In other words: stop telling yourself that you’re going to change your behavior tomorrow. Tell yourself that whatever you do today, you have to do every day. For the rest of the week. Or the rest of the month. Or the rest of the year.

Here’s why this works, according to The Willpower Instinct:

Behavioral economist Howard Rachlin proposes an interesting trick for overcoming the problem of always starting a change tomorrow. When you want to change a behavior, aim to reduce the

variability

in your behavior, not the behavior itself. He has shown that smokers asked to try to smoke the same number of cigarettes every day gradually decrease their overall smoking—even when they are explicitly told not to try to smoke less. Rachlin argues that this works because the smokers are deprived of the usual cognitive crutch of pretending that tomorrow will be different. Every cigarette becomes not just one more smoked today, but one more smoked tomorrow, and the day after that, and the day after that.
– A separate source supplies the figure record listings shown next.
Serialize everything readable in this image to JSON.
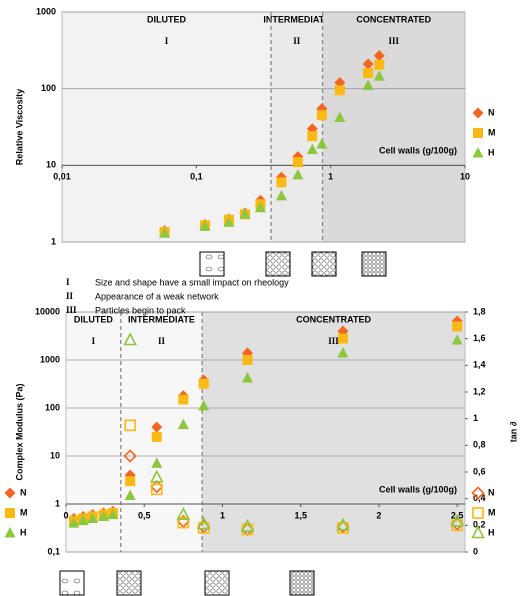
{
  "chart_data": [
    {
      "type": "scatter",
      "y_title": "Relative Viscosity",
      "x_title": "Cell walls (g/100g)",
      "x_log": true,
      "y_log": true,
      "xlim": [
        0.01,
        10
      ],
      "ylim": [
        1,
        1000
      ],
      "xticks": [
        {
          "value": 0.01,
          "label": "0,01"
        },
        {
          "value": 0.1,
          "label": "0,1"
        },
        1,
        10
      ],
      "yticks": [
        1,
        10,
        100,
        1000
      ],
      "grid": true,
      "x_axis_at": 10,
      "legend": "right",
      "numeral_color": "#cc66ff",
      "regions": [
        {
          "label": "DILUTED",
          "numeral": "I",
          "color": "#f2f2f2"
        },
        {
          "label": "INTERMEDIATE",
          "numeral": "II",
          "color": "#eaeaea"
        },
        {
          "label": "CONCENTRATED",
          "numeral": "III",
          "color": "#dadada"
        }
      ],
      "boundaries": [
        0.36,
        0.87
      ],
      "x": [
        0.058,
        0.116,
        0.175,
        0.23,
        0.3,
        0.43,
        0.57,
        0.73,
        0.86,
        1.17,
        1.9,
        2.3
      ],
      "series": [
        {
          "name": "N",
          "color": "#f26522",
          "marker": "diamond",
          "filled": true,
          "values": [
            1.4,
            1.7,
            2.0,
            2.4,
            3.5,
            7,
            13,
            30,
            55,
            120,
            210,
            270
          ]
        },
        {
          "name": "M",
          "color": "#fdb913",
          "marker": "square",
          "filled": true,
          "values": [
            1.35,
            1.65,
            1.95,
            2.3,
            3.1,
            6,
            11,
            24,
            45,
            95,
            160,
            205
          ]
        },
        {
          "name": "H",
          "color": "#8dc63f",
          "marker": "triangle",
          "filled": true,
          "values": [
            1.3,
            1.6,
            1.8,
            2.3,
            2.8,
            4,
            7.5,
            16,
            19,
            42,
            110,
            145
          ]
        }
      ]
    },
    {
      "type": "scatter",
      "y_title": "Complex Modulus (Pa)",
      "y2_title": "tan ∂",
      "x_title": "Cell walls (g/100g)",
      "x_log": false,
      "y_log": true,
      "xlim": [
        0,
        2.55
      ],
      "ylim": [
        0.1,
        10000
      ],
      "y2lim": [
        0,
        1.8
      ],
      "xticks": [
        0,
        {
          "value": 0.5,
          "label": "0,5"
        },
        1,
        {
          "value": 1.5,
          "label": "1,5"
        },
        2,
        {
          "value": 2.5,
          "label": "2,5"
        }
      ],
      "yticks": [
        {
          "value": 0.1,
          "label": "0,1"
        },
        1,
        10,
        100,
        1000,
        10000
      ],
      "y2ticks": [
        0,
        {
          "value": 0.2,
          "label": "0,2"
        },
        {
          "value": 0.4,
          "label": "0,4"
        },
        {
          "value": 0.6,
          "label": "0,6"
        },
        {
          "value": 0.8,
          "label": "0,8"
        },
        1,
        {
          "value": 1.2,
          "label": "1,2"
        },
        {
          "value": 1.4,
          "label": "1,4"
        },
        {
          "value": 1.6,
          "label": "1,6"
        },
        {
          "value": 1.8,
          "label": "1,8"
        }
      ],
      "grid": true,
      "x_axis_at": 1,
      "numeral_color": "#cc66ff",
      "regions": [
        {
          "label": "DILUTED",
          "numeral": "I",
          "color": "#f7f7f7"
        },
        {
          "label": "INTERMEDIATE",
          "numeral": "II",
          "color": "#f7f7f7"
        },
        {
          "label": "CONCENTRATED",
          "numeral": "III",
          "color": "#e0e0e0"
        }
      ],
      "boundaries": [
        0.35,
        0.87
      ],
      "series": [
        {
          "name": "N",
          "color": "#f26522",
          "marker": "diamond",
          "filled": true,
          "axis": "y",
          "x": [
            0.05,
            0.11,
            0.17,
            0.24,
            0.3,
            0.41,
            0.58,
            0.75,
            0.88,
            1.16,
            1.77,
            2.5
          ],
          "values": [
            0.5,
            0.55,
            0.6,
            0.65,
            0.7,
            4,
            40,
            180,
            380,
            1400,
            4000,
            6500
          ]
        },
        {
          "name": "M",
          "color": "#fdb913",
          "marker": "square",
          "filled": true,
          "axis": "y",
          "x": [
            0.05,
            0.11,
            0.17,
            0.24,
            0.3,
            0.41,
            0.58,
            0.75,
            0.88,
            1.16,
            1.77,
            2.5
          ],
          "values": [
            0.45,
            0.5,
            0.55,
            0.6,
            0.65,
            3,
            25,
            150,
            320,
            1000,
            2800,
            5000
          ]
        },
        {
          "name": "H",
          "color": "#8dc63f",
          "marker": "triangle",
          "filled": true,
          "axis": "y",
          "x": [
            0.05,
            0.11,
            0.17,
            0.24,
            0.3,
            0.41,
            0.58,
            0.75,
            0.88,
            1.16,
            1.77,
            2.5
          ],
          "values": [
            0.4,
            0.45,
            0.5,
            0.55,
            0.6,
            1.5,
            7,
            45,
            110,
            420,
            1400,
            2600
          ]
        },
        {
          "name": "N",
          "color": "#f26522",
          "marker": "diamond",
          "filled": false,
          "axis": "y2",
          "x": [
            0.41,
            0.58,
            0.75,
            0.88,
            1.16,
            1.77,
            2.5
          ],
          "values": [
            0.72,
            0.49,
            0.23,
            0.19,
            0.17,
            0.19,
            0.21
          ]
        },
        {
          "name": "M",
          "color": "#fdb913",
          "marker": "square",
          "filled": false,
          "axis": "y2",
          "x": [
            0.41,
            0.58,
            0.75,
            0.88,
            1.16,
            1.77,
            2.5
          ],
          "values": [
            0.95,
            0.47,
            0.22,
            0.18,
            0.17,
            0.18,
            0.2
          ]
        },
        {
          "name": "H",
          "color": "#8dc63f",
          "marker": "triangle",
          "filled": false,
          "axis": "y2",
          "x": [
            0.41,
            0.58,
            0.75,
            0.88,
            1.16,
            1.77,
            2.5
          ],
          "values": [
            1.59,
            0.56,
            0.28,
            0.21,
            0.19,
            0.2,
            0.23
          ]
        }
      ]
    }
  ],
  "notes": [
    {
      "numeral": "I",
      "text": "Size and shape have a small impact on rheology"
    },
    {
      "numeral": "II",
      "text": "Appearance of a weak network"
    },
    {
      "numeral": "III",
      "text": "Particles begin to pack"
    }
  ]
}
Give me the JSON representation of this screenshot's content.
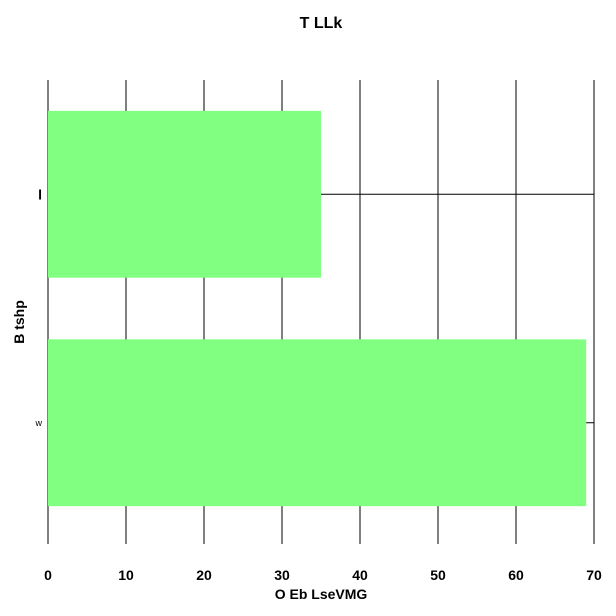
{
  "chart_data": {
    "type": "bar",
    "orientation": "horizontal",
    "title": "T LLk",
    "xlabel": "O Eb LseVMG",
    "ylabel": "B tshp",
    "categories": [
      "l",
      "w"
    ],
    "values": [
      35,
      69
    ],
    "xlim": [
      0,
      70
    ],
    "xticks": [
      0,
      10,
      20,
      30,
      40,
      50,
      60,
      70
    ],
    "grid": true,
    "bar_color": "#80ff80",
    "grid_color": "#000000"
  }
}
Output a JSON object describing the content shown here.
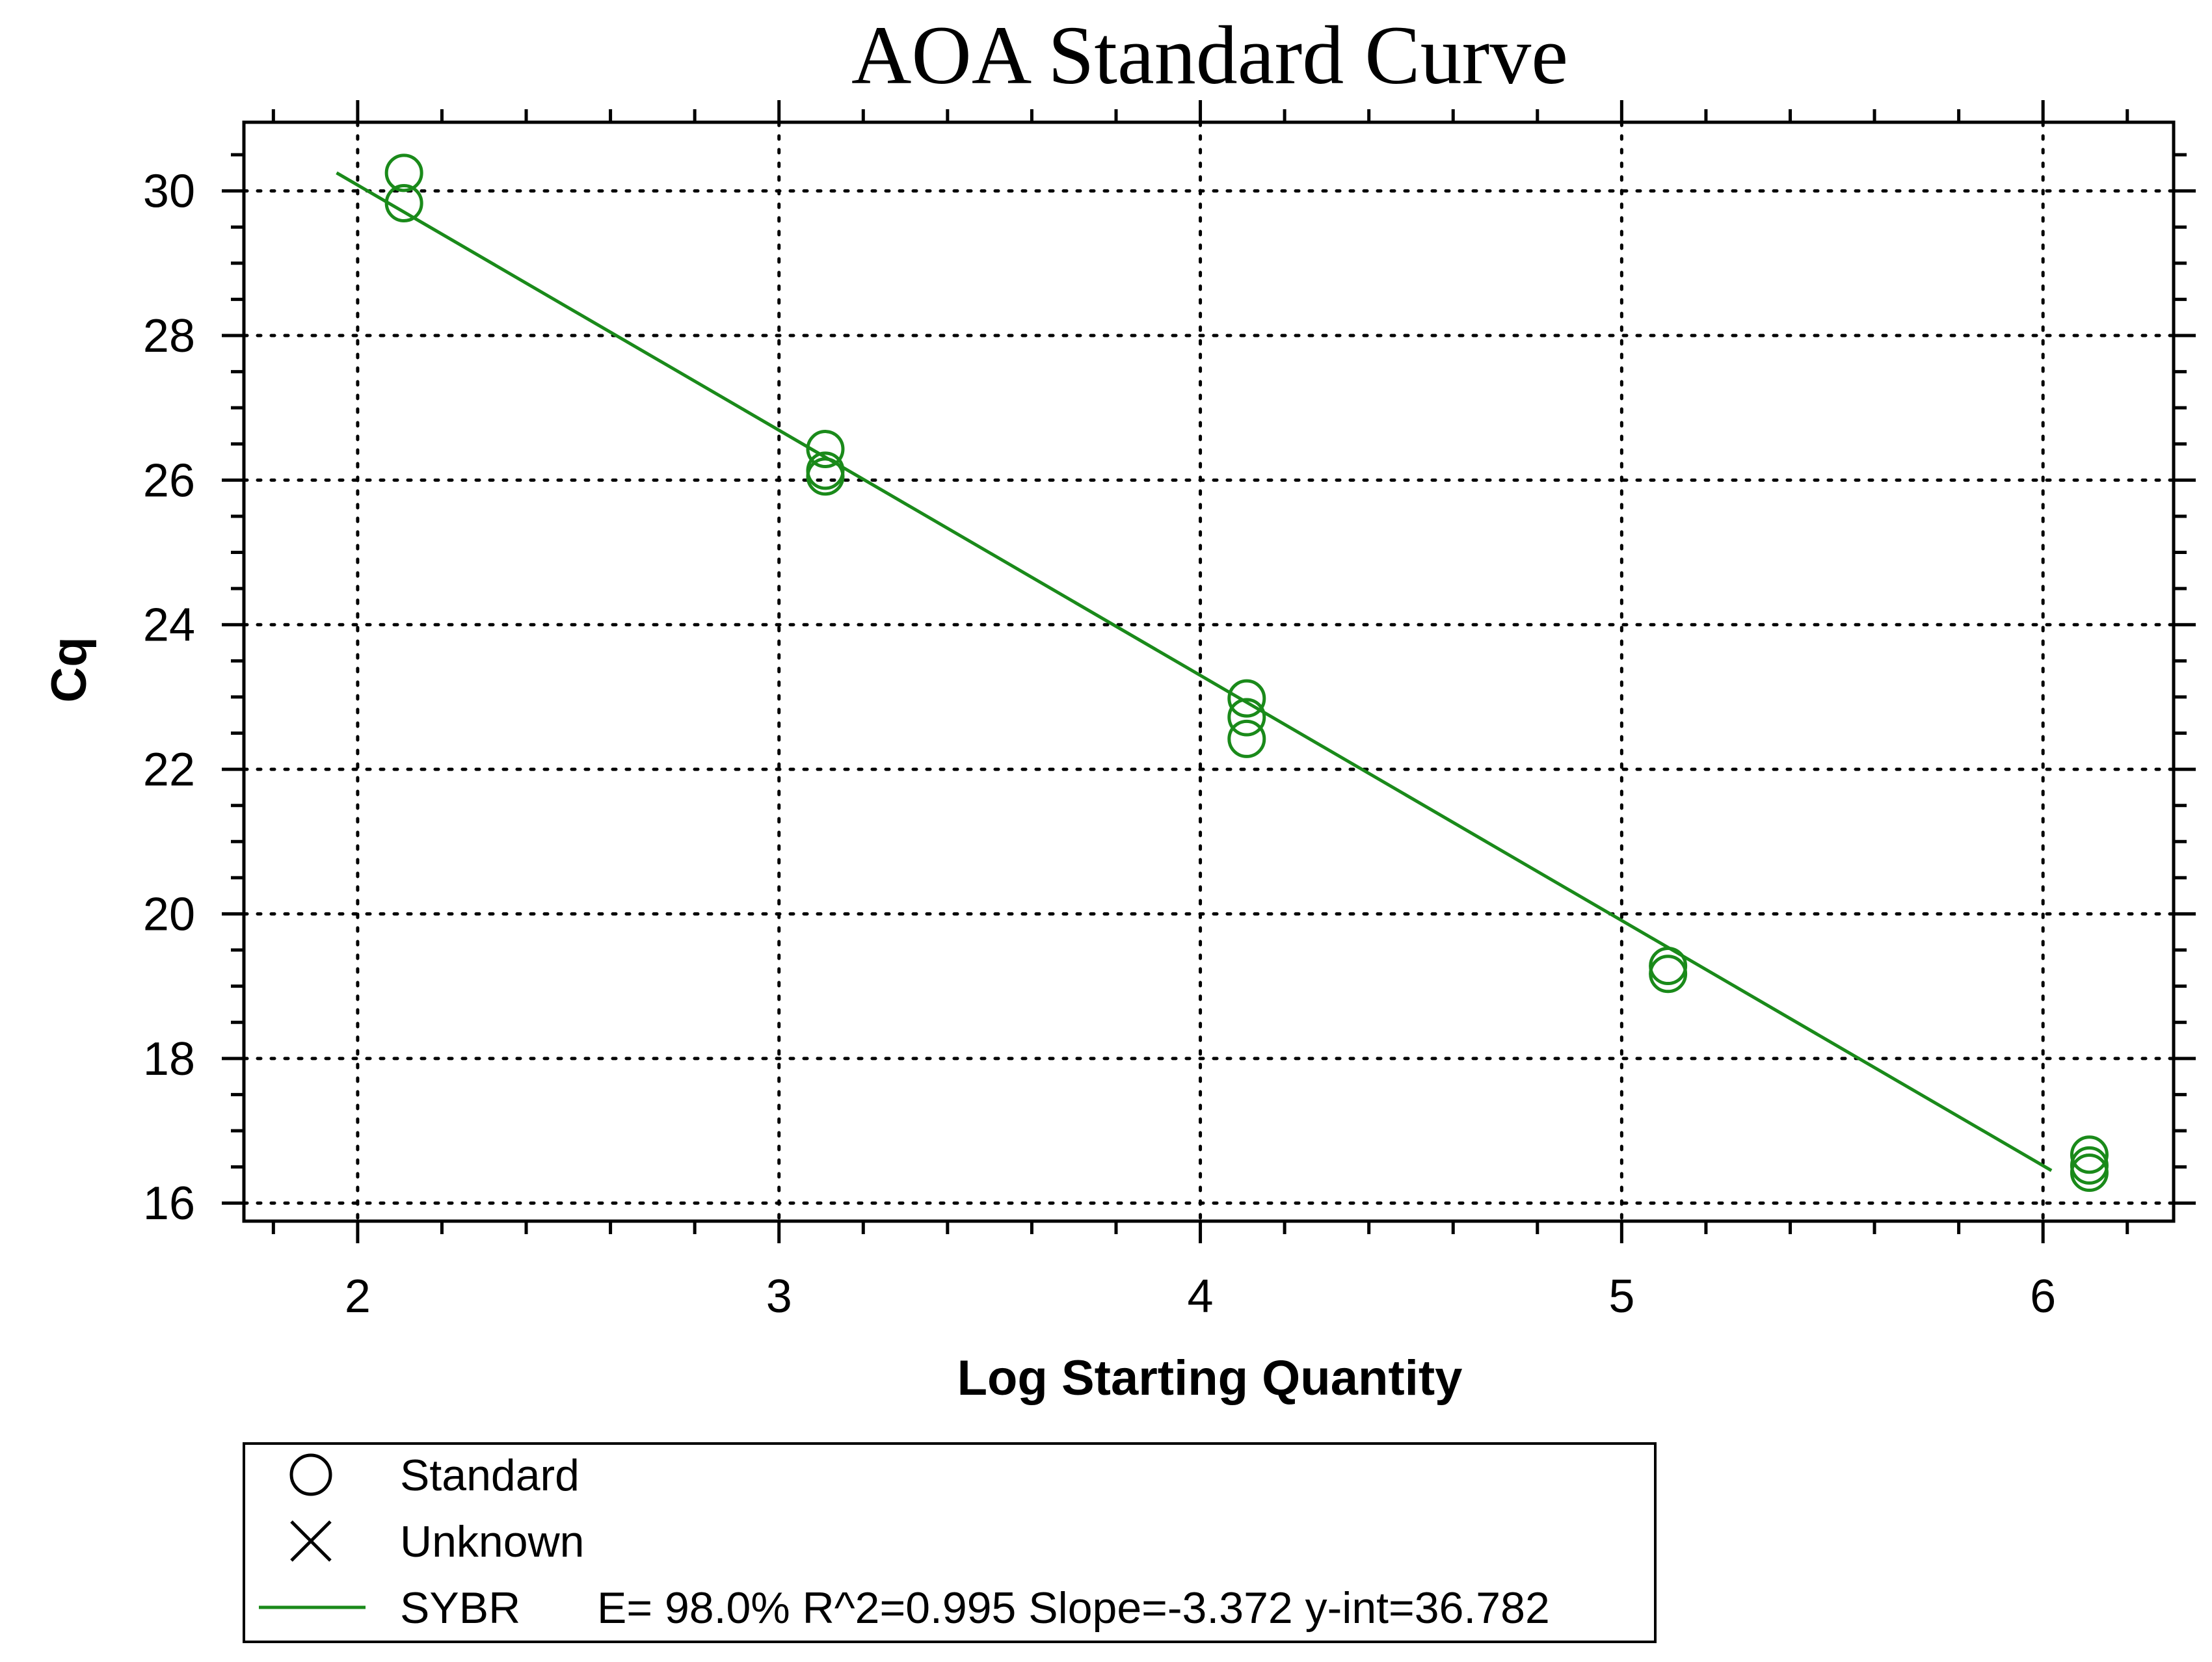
{
  "chart_data": {
    "type": "scatter",
    "title": "AOA Standard Curve",
    "xlabel": "Log Starting Quantity",
    "ylabel": "Cq",
    "xlim": [
      1.73,
      6.31
    ],
    "ylim": [
      15.75,
      30.95
    ],
    "x_ticks": [
      "2",
      "3",
      "4",
      "5",
      "6"
    ],
    "x_tick_values": [
      2,
      3,
      4,
      5,
      6
    ],
    "y_ticks": [
      "16",
      "18",
      "20",
      "22",
      "24",
      "26",
      "28",
      "30"
    ],
    "y_tick_values": [
      16,
      18,
      20,
      22,
      24,
      26,
      28,
      30
    ],
    "grid": true,
    "legend_position": "bottom-left",
    "colors": {
      "series": "#1a8a1a",
      "axis": "#000000",
      "grid": "#000000"
    },
    "series": [
      {
        "name": "Standard",
        "marker": "circle",
        "x": [
          2.11,
          2.11,
          3.11,
          3.11,
          3.11,
          4.11,
          4.11,
          4.11,
          5.11,
          5.11,
          6.11,
          6.11,
          6.11
        ],
        "y": [
          30.25,
          29.83,
          26.43,
          26.13,
          26.05,
          22.98,
          22.72,
          22.42,
          19.28,
          19.17,
          16.67,
          16.52,
          16.42
        ]
      }
    ],
    "fit_line": {
      "x": [
        1.95,
        6.02
      ],
      "y": [
        30.25,
        16.45
      ]
    },
    "legend": [
      {
        "marker": "circle",
        "label": "Standard"
      },
      {
        "marker": "cross",
        "label": "Unknown"
      },
      {
        "marker": "line",
        "label": "SYBR",
        "stats": "E= 98.0% R^2=0.995 Slope=-3.372 y-int=36.782"
      }
    ]
  }
}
This adds new weight to every cigarette, and makes it much harder to deny the health consequences of a single smoke.

This works better for habits like smoking or drinking alcohol—that is, habits that are fairly self-contained, despite their social aspects—than habits like “going to bed at least eight hours before you need to wake up.” I’ve adopted a six-days-out-of-seven goal for many of my habits specifically because life sometimes gets in the way; some days you really do need to work late, for example, or grab takeout on the way home.

Some people may also find the “if you do X today, you have to commit to doing it all week” thought experiment to be more of a relief than a motivator. “If I skip the gym today, then I get to skip the gym all week! Woo-hoo!” If that’s you, it’s worth asking yourself whether you really want to change your habit or whether you simply feel obligated to—and whether there’s another way you can achieve your goals. (There are plenty of ways to be physically active without going to the gym.)

Still—now that you know this trick, what choices are you going to make? Since tomorrow is going to be roughly the same as today, in terms of your behavior and decision-making, how do you want tomorrow to go? What are you going to do today, knowing that you’ll probably do the exact same thing for the rest of the week?